Jiang Da, vice general manager of Harbin Embraer, said ERJ145 airplane indeed had a good start in China with an order of six from the China southern Airlines and another order of ten from the China Eastern Airlines in 2004.


But in case of losses in the feeder line transport, most Chinese airlines lowered their interests on feeder line transport in the following year.


Jiang said though the six ERJ145 have been delivered to the China Southern Airlines, the China Eastern Airlines only bought five of their order by now.


And no more new orders were clinched by Harbin Embraer in China after that, said Jiang.


An investigation from the China National Civil Aviation Administration (CNCAA) said that most Chinese airlines make no profits in feeder line transport even these airplanes working more than eight hours each day with over 70 percent seats taken.


Experts said China's limited supporting policies on feeder line transport is far to stimulate more demand from the Chinese airlines in expanding feeder liner market.


Statistics show that the share of feeder liners among China's total fleet still less than 10 percent, while the proportion in the United States is 50 percent.


Besides the low profit and shortage of airplanes, other reasons for the low-development of feeder line transport in China was that the cost of operating feeder line transport is much higher than that on trunk lines, said some Chinese airlines.


Currently, many Chinese airports, including Beijing, Shanghai and Kunming, have to limit the entry of feeder liners in case of tense landing areas, which added more pressure on Chinese airlines in developing feeder line transport.


To change the unsatisfactory situation, the CNCAA has just issued guidelines on promoting the development of the feeder line transport in China.

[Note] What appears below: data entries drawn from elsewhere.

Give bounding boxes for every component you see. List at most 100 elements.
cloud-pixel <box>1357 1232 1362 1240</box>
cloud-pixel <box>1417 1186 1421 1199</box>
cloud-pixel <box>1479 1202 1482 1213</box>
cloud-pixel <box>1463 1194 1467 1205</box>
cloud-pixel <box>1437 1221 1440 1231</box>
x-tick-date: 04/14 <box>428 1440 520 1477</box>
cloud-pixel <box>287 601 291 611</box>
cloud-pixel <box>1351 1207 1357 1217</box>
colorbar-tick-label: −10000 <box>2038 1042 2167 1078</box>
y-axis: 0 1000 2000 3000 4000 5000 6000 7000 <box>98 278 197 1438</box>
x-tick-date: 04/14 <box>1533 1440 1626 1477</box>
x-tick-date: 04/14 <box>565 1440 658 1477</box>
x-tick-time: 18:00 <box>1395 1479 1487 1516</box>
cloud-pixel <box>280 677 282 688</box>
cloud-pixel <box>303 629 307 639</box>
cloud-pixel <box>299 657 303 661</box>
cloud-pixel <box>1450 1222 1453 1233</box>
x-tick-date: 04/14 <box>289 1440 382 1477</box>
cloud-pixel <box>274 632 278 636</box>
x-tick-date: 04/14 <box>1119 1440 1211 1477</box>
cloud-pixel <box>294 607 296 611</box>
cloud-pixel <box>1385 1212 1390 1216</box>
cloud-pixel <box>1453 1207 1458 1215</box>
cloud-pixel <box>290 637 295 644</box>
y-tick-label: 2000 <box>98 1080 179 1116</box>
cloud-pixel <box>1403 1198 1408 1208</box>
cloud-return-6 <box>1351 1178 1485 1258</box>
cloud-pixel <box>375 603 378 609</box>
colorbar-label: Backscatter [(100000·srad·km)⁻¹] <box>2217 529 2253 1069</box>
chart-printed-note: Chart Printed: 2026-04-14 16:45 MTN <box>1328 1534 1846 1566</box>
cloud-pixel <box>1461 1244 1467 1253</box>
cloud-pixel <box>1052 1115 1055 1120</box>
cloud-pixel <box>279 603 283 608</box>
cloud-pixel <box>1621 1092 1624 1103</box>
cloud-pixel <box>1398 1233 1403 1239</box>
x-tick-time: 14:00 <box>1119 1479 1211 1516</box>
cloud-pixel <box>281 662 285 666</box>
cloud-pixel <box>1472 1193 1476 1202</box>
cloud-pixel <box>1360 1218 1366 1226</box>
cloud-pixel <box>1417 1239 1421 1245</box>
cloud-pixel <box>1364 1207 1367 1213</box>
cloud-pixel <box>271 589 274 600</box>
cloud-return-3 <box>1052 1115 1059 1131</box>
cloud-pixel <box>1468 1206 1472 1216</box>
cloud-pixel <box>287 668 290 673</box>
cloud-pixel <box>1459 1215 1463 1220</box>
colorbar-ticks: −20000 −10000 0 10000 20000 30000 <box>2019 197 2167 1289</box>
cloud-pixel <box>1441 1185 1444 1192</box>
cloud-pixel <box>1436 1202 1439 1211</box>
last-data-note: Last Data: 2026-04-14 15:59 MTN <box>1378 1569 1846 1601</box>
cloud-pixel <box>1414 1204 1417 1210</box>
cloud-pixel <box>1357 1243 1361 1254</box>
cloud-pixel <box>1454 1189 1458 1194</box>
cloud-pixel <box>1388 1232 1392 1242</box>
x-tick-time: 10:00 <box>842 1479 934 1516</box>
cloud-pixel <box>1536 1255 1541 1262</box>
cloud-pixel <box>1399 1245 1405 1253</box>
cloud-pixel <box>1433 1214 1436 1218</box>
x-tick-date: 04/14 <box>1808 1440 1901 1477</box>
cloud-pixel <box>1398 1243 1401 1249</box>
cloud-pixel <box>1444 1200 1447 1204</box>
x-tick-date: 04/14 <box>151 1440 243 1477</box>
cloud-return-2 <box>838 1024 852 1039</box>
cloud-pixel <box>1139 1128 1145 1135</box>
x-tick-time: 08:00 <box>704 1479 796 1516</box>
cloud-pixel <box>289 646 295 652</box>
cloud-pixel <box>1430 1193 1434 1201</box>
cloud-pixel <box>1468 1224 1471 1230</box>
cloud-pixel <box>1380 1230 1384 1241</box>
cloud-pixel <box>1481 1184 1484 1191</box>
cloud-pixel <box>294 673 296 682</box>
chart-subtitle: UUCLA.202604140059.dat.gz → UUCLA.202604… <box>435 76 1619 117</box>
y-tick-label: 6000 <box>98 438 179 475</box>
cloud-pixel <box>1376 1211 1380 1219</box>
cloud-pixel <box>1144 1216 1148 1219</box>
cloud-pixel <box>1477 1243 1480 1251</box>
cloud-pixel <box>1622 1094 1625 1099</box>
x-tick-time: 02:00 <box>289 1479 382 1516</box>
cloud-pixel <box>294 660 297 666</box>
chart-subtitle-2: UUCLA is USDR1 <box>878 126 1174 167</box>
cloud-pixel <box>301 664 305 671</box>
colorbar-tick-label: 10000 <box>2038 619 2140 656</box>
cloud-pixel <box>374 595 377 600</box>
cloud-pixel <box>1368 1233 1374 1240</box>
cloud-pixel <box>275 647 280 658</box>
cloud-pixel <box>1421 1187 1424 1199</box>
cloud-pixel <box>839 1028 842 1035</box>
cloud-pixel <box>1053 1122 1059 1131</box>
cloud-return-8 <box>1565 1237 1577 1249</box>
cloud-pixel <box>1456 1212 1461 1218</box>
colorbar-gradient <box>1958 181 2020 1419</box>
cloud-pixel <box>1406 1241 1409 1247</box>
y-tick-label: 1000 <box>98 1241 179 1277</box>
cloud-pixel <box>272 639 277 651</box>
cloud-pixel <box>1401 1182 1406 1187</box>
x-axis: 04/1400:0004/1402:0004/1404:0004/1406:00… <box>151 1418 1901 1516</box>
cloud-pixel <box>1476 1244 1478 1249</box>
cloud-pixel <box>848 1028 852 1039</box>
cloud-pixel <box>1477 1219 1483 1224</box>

According to the guidelines, airline companies would be given an easier access to feeder line transport. Favorable policies and government subsidies would also be given to transporters on feeder lines and airport operation.


In promoting the aviation development on short-distance flight routes and in lacklustered regions, CNCAA promised to simplify the approval procedure of buying and renting feeder liners, and relax import tax on the feeder liners, engines, and component.


Hu Huaqing, a researcher with the Chinese cavil aviation development institute, suggests that the aviation authorities should allow some airlines to launch more business feeder lines on tourism, point-to-point route. In addition, some new air companies and new airports should be defined wholly to operate feeder line transport.